Appearing resigned to the fate of an imminent split in the party he formed 25 years ago, Mulayam Singh also said he has given everything to the party and that he was left with nothing.
"Mera jo bhi tha, maine party ko de diya hai. Par sabne ye manna chahiye ki yeh party sangharshon se yahan tak pahunchi hai (I have given everything to the party and everyone should accept that the party has reached here after much struggle)," he said in one emotive tone even as his supporters raised slogans in his favour.
He stated how he had gone to jail during the Emergency when Akhilesh Yadav was a kid. He also mentioned how Shivpal Singh Yadav, his younger brother, who was seated next to him, would bring food for him to the prison during his period of incarceration and later hide it at various places.
Targeting his cousin, Ram Gopal Yadav, who is mentoring the Akhilesh Yadav faction, the Yadav chieftain said everyone now knew who was trying to break the party.
"Everyone knows who has met the leaders of our opponents," the 77-year-old leader said and pointed out that while he has mingled with opposition leaders these were "just social courtesies".
He was apparently referring to potshots taken by Ram Gopal at him with regards to Prime Minister Narendra Modi's presence at a family wedding in Saifai, Uttar Pradesh.
He also accused the Rajya Sabha member, who was expelled from the party on December 30 last year, of going ahead to form a separate party -- the Akhil Bharatiya Samajwadi Party (ABSP) with the party symbol of a motorcycle.

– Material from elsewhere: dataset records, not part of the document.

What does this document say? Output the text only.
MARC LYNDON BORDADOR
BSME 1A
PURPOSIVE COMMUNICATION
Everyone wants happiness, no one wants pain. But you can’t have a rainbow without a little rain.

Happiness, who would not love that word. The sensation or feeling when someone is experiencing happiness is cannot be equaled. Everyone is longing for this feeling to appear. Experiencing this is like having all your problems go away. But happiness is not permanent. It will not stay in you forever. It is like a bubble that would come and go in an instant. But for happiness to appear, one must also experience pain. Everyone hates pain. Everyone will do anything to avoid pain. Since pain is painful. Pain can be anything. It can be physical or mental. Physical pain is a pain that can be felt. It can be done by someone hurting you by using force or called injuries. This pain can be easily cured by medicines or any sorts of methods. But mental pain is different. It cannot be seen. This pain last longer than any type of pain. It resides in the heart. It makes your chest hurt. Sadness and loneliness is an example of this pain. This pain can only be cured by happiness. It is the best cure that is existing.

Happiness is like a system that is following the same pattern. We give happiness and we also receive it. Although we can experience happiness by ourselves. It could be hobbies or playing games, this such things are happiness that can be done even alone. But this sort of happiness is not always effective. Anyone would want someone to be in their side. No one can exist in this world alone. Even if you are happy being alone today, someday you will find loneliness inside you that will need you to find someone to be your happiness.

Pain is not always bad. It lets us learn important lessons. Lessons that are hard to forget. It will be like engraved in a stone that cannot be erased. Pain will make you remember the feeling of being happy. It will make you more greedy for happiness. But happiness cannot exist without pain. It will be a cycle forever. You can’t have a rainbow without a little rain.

Political observers here feel that Mulayam Singh was now reconciled to the fact that all efforts of a patch-up with his son have failed and that a split in the party is imminent.
A section, however, feels that Mulayam's impromptu speech on Wednesday also signalled that owing to the prospects of his party splitting, he might cede to the demands of his defiant son and not retain the party presidency for himself.
With elections to the state assembly just round the corner and nominations for the first phase of polling to begin on January 17, fear of the party symbol being frozen are doing the rounds in both camps.
Chief Minister Akhilesh Yadav, however, seems to have made up his mind and is now trying to stitch up an alliance with the Congress for the crucial polls.